1. Global optimality: Provides globally optimal solution (when it exists)
2. Feedback control: Results in state-feedback controller
3. Theoretical foundation: Fundamental principle of optimal control
4. Handles constraints: Can incorporate state-dependent constraints

Limitations

1. Curse of dimensionality: PDE complexity grows exponentially with state dimension
2. Smoothness requirements: Requires differentiable value function
3. Boundary conditions: Difficult to specify for general problems
4. Computational complexity: Numerical solution is challenging

Connection to Other Methods

1. Discrete-Time Dynamic Programming

The HJB equation is the continuous-time limit of the discrete-time Bellman equation: $J_k^*(x_k) = \min_{u_k} [J_{k+1}^*(f(x_k, u_k)) + g(x_k, u_k)]$

2. Calculus of Variations

For unconstrained problems, the HJB equation reduces to the Euler-Lagrange equation from calculus of variations.

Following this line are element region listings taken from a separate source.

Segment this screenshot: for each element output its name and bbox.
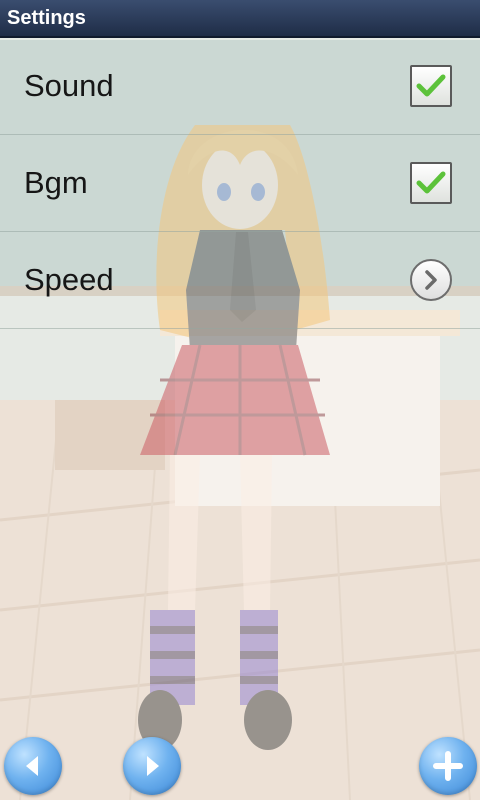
check-icon	[416, 171, 446, 194]
plus-icon	[433, 751, 463, 781]
title-bar: Settings	[0, 0, 480, 38]
arrow-right-icon	[147, 756, 159, 776]
setting-row-speed[interactable]: Speed	[0, 232, 480, 329]
settings-list: Sound Bgm Speed	[0, 38, 480, 329]
setting-label-speed: Speed	[24, 262, 114, 297]
setting-label-bgm: Bgm	[24, 165, 88, 200]
chevron-right-icon	[425, 270, 437, 290]
next-button[interactable]	[123, 737, 181, 795]
arrow-left-icon	[26, 756, 38, 776]
setting-row-bgm[interactable]: Bgm	[0, 135, 480, 232]
check-icon	[416, 74, 446, 97]
speed-arrow-button[interactable]	[410, 259, 452, 301]
sound-checkbox[interactable]	[410, 65, 452, 107]
page-title: Settings	[7, 6, 86, 29]
bgm-checkbox[interactable]	[410, 162, 452, 204]
setting-row-sound[interactable]: Sound	[0, 38, 480, 135]
setting-label-sound: Sound	[24, 68, 114, 103]
add-button[interactable]	[419, 737, 477, 795]
previous-button[interactable]	[4, 737, 62, 795]
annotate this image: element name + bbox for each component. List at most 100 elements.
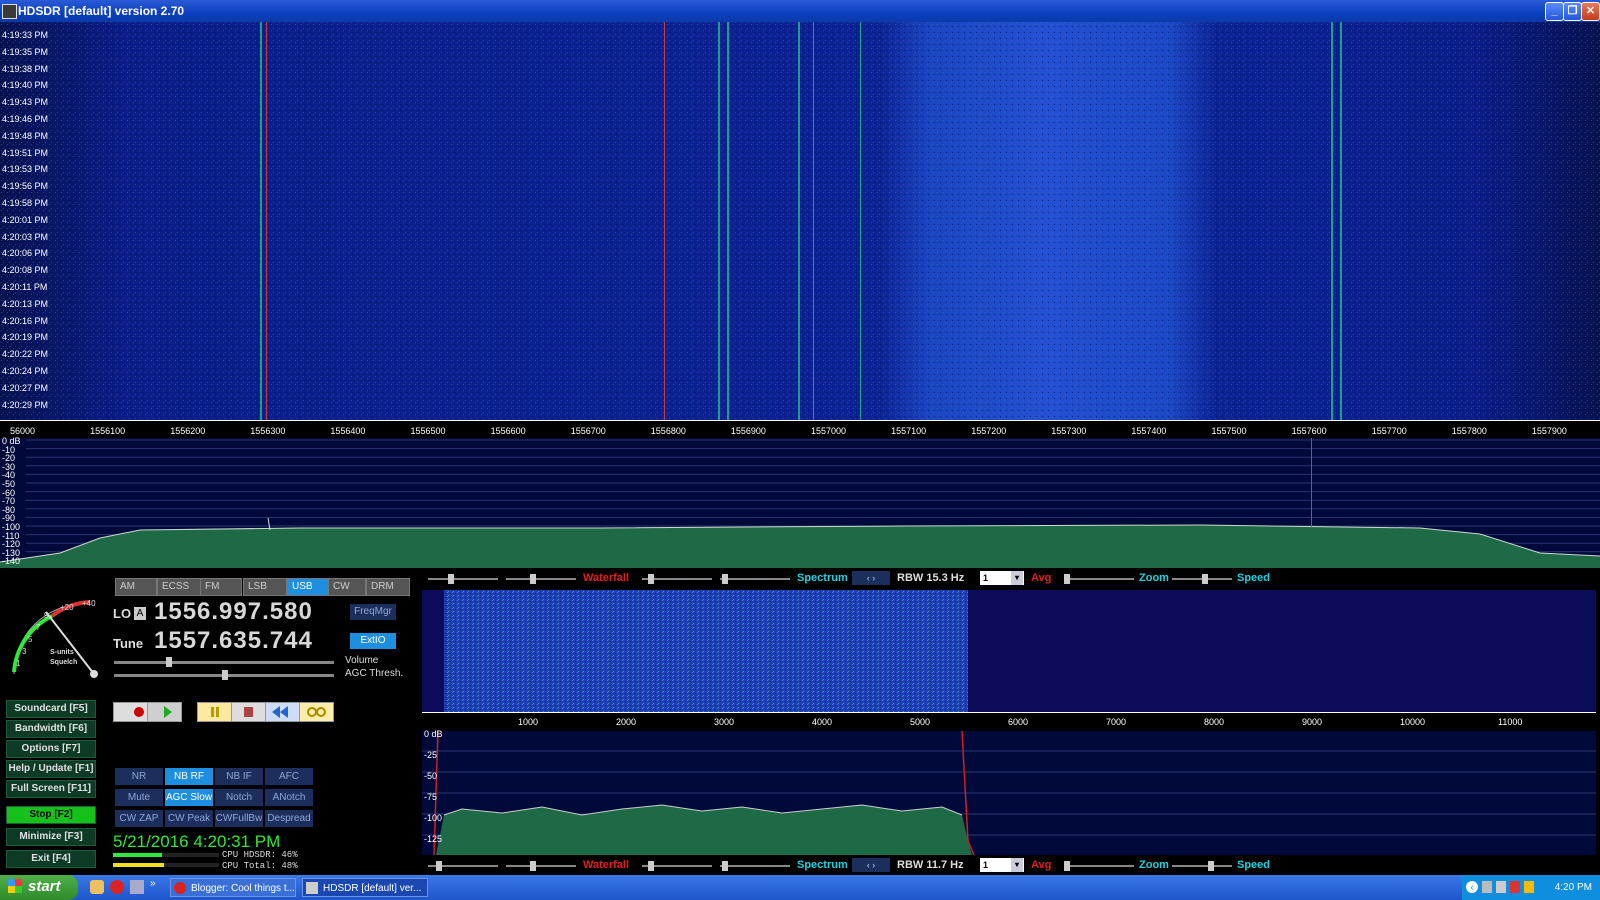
upper-slider-4-knob[interactable] [722,574,728,584]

3. Model Predictive Control

MPC can be viewed as repeatedly solving finite-horizon HJB equations in a receding horizon framework.

References

1. Optimal Control by DR_CAN
2. Wang, T. (2023). 控制之美 (卷2). Tsinghua University Press.
3. Bellman, R. (1957). Dynamic Programming. Princeton University Press.
4. Fleming, W. H., & Rishel, R. W. (1975). Deterministic and Stochastic Optimal Control. Springer.
5. Bertsekas, D. P. (2005). Dynamic Programming and Optimal Control (3rd ed.). Athena Scientific.
6. Lewis, F. L., Vrabie, D., & Syrmos, V. L. (2012). Optimal Control (3rd ed.). John Wiley & Sons.